A literatura infantil, com ar acadêmico
O Estado de São Paulo / Jornal da Tarde, 03/04/1987
Tatiana Belinky
A inclusão de Literatura lnfantil/Juvenil no currículo de diversas faculdades de letras produziu teses de mestrado e até de doutorado, sem falar nos cursos avulsos, congressos, encontros, seminários, debates e outros eventos, que por sua vez resultaram em boa quantidade de livros: teses publicadas, estudos, ensaios, reflexões – superficiais ou eruditos, “acadêmicos” ou “populares”, uns mais “arejados”, outros mais “ideologizados”, uns bons, outros nem tanto – diversos dos quais já comentados nesta coluna, que hoje traz mais três: Livro que te Quero Livre (título muito adequado), de Sueli Cagneti e Werner Zotz, Ed. Nórdica. Não se trata, como pode parecer, de um texto “a quatro mãos”, mas sim de dois textos independentes num mesmo volume, que vai bem recomendado: acaba de ganhar o Prêmio da APCA (Associação Paulista de Críticos de Artes) para 1986, da categoria “Estudo sobre Literatura Infantil”.
A primeira parte do livro é uma “entrevista” com Werner Zotz, “montada” a partir de entrevistas e conversas, gravadas e publicadas, do consagrado autor, entre muitos outros, do premiadíssimo e popularíssimo Apenas um Curumim. Ninguém mais brasileiro que este catarinense de nome alemão – para quem “é mais fácil viver no exílio que abdicar da nossa língua” – professor, jornalista, publicitário, mas principalmente, há mais de vinte anos, escritor que se preocupa com a criança, o jovem, a arte, e o estar-no-inundo dentro da ética, da poesia e da beleza. No texto, sintomaticamente intitulado “A Revolução pelo Prazer”, Werner Zotz faz ouvir a sua voz de humanista, autor que curte e compreende a criança e o jovem, com a sabedoria do homem maduro – crítico e sensível, moderno e aberto, “revolucionário” e sensato: um artista e um educador, que o leitor descobrirá por si mesmo, ao tomar conhecimento, de modo fácil e agradável, das posições e opiniões deste escritor que nunca perdeu a juventude interior.

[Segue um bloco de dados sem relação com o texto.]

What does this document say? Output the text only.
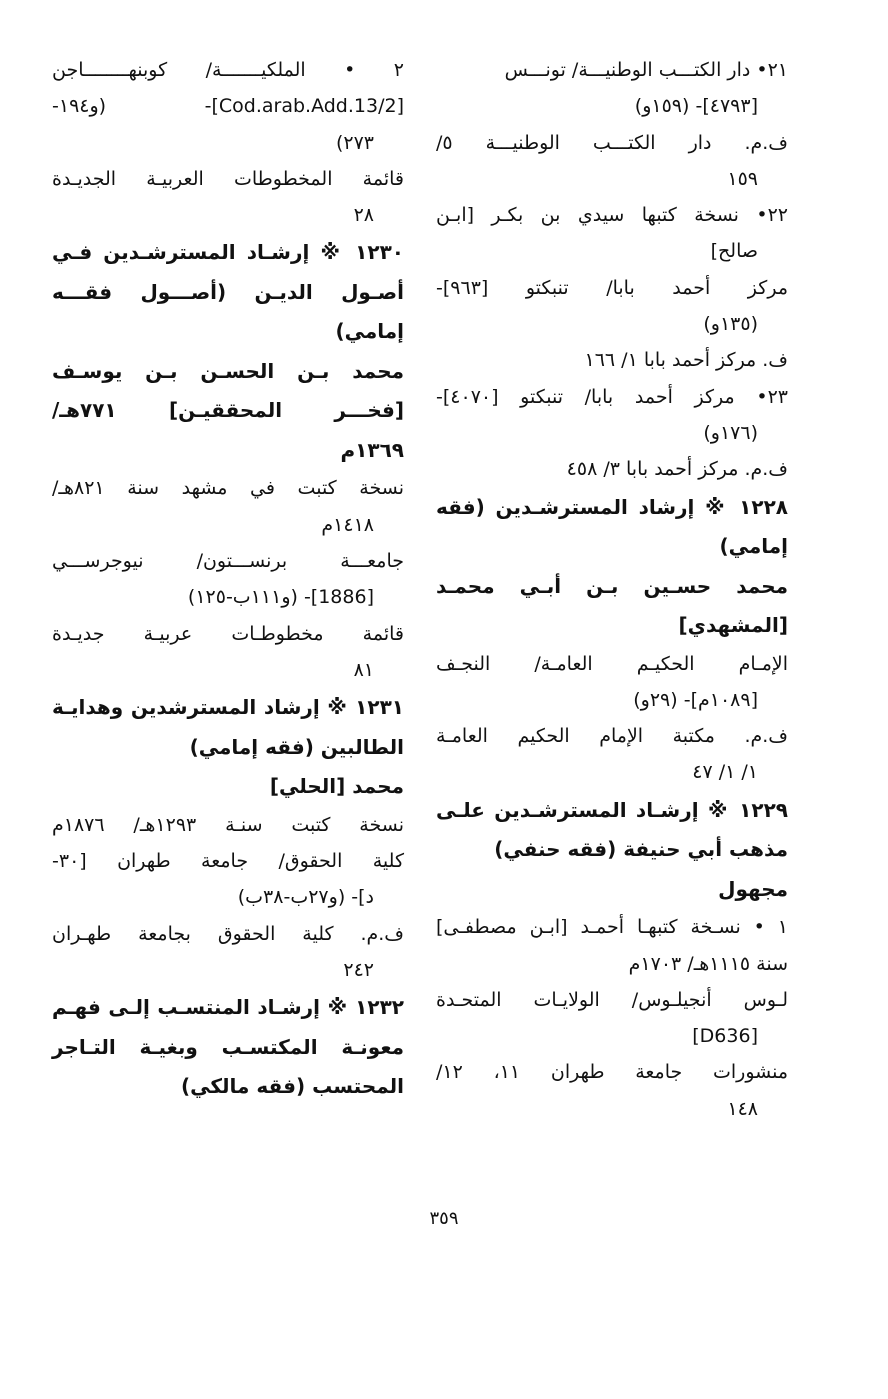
٢١• دار الكتـــب الوطنيـــة/ تونـــس
[٤٧٩٣]- (١٥٩و)
ف.م. دار الكتـــب الوطنيـــة ٥/
١٥٩
٢٢• نسخة كتبها سيدي بن بكـر [ابـن
صالح]
مركز أحمد بابا/ تنبكتو [٩٦٣]-
(١٣٥و)
ف. مركز أحمد بابا ١/ ١٦٦
٢٣• مركز أحمد بابا/ تنبكتو [٤٠٧٠]-
(١٧٦و)
ف.م. مركز أحمد بابا ٣/ ٤٥٨
١٢٢٨ ※ إرشاد المسترشـدين (فقه
إمامي)
محمد حسـين بـن أبـي محمـد
[المشهدي]
الإمـام الحكيـم العامـة/ النجـف
[١٠٨٩م]- (٢٩و)
ف.م. مكتبة الإمام الحكيم العامـة
١/ ١/ ٤٧
١٢٢٩ ※ إرشـاد المسترشـدين علـى
مذهب أبي حنيفة (فقه حنفي)
مجهول
١ • نسـخة كتبهـا أحمـد [ابـن مصطفـى]
سنة ١١١٥هـ/ ١٧٠٣م
لـوس أنجيلـوس/ الولايـات المتحـدة
[D636]
منشورات جامعة طهران ١١، ١٢/
١٤٨
٢ • الملكيـــــــة/ كوبنهــــــــاجن
[Cod.arab.Add.13/2]- (و١٩٤-
٢٧٣)
قائمة المخطوطات العربيـة الجديـدة
٢٨
١٢٣٠ ※ إرشـاد المسترشـدين فـي
أصـول الديـن (أصـــول فقـــه
إمامي)
محمد بـن الحسـن بـن يوسـف
[فخـــر المحققيـن] ٧٧١هـ/
١٣٦٩م
نسخة كتبت في مشهد سنة ٨٢١هـ/
١٤١٨م
جامعـــة برنســـتون/ نيوجرســـي
[1886]- (و١١١ب-١٢٥)
قائمة مخطوطـات عربيـة جديـدة
٨١
١٢٣١ ※ إرشاد المسترشدين وهدايـة
الطالبين (فقه إمامي)
محمد [الحلي]
نسخة كتبت سنـة ١٢٩٣هـ/ ١٨٧٦م
كلية الحقوق/ جامعة طهران [٣٠-
د]- (و٢٧ب-٣٨ب)
ف.م. كلية الحقوق بجامعة طهـران
٢٤٢
١٢٣٢ ※ إرشـاد المنتسـب إلـى فهـم
معونـة المكتسـب وبغيـة التـاجر
المحتسب (فقه مالكي)
٣٥٩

A segunda parte do livro, da também catarinense professora de língua e literatura Sueli de Souza Cagneti, sob o título de O Livro na Escola: Liberdade para Voar e Crescer, “transmite aqui todos os bons exemplos, aperfeiçoados pela prática, de como levar às crianças o discurso literário, expurgado de empatias negativas, acrescido de enfoques atraentes e válidos... que aproximam, em vez de repelirem, o leitor curioso e interessado que existe em todas as crianças”. Um texto informativo e eminentemente prático, relatando experiências, sugerindo atividades etc... de interesse para professores, estudantes, pais e mães – e até das próprias crianças, que podem aproveitar as “sugestões bibliográficas” (com faixa etária e tudo) no final do livro, que – como aliás também o de Nelly Novaes Coelho – traz também uma boa bibliografia comentada e um glossário.
O Conto de Fadas, de Nelly Novaes Coelho, Ed. Ática, Série Princípios. Nelly Novaes Coelho, cujo currículo não caberia nesta coluna, dispensa apresentações. Basta lembrar que ela é professora-titular de Literatura Portuguesa e de Literatura Infantil/Juvenil da USP e autora de muitos livros e inúmeras outras publicações, entre as quais o importantíssimo Literatura Infantil – História – Teoria – Análise e o monumental Dicionário Crítico da Literatura Infantil/Juvenil Brasileira – obras indispensáveis para professores, escritores e o interessados. O Conto de Fadas é desses pequenos livros, “maiores por dentro que por fora” – “uma viagem maravilhosa pelos caminhos labirínticos do Real e do Imaginário”, bem conhecidos da autora, que generosamente reparte seu saber com o leitor de maneira fácil e agradável (e até com um levíssimo toque “feminista” na medida que focaliza a maneira como a mulher é vista nas diversas épocas e etapas do maravilhoso).
Literatura Infantil – Voz de Criança, das professoras e ensaístas Maria José Palo e Maria Rosa D. Oliveira, Ed. Ática, da mesma Série Princípios, é “uma reflexão ampla sobre o tema”, num “estudo que não se restringe a uma crítica da visão tradicional...”. E que assume a defesa da criança como ser oprimido, com bastante erudição e muitos exemplos e ilustrações.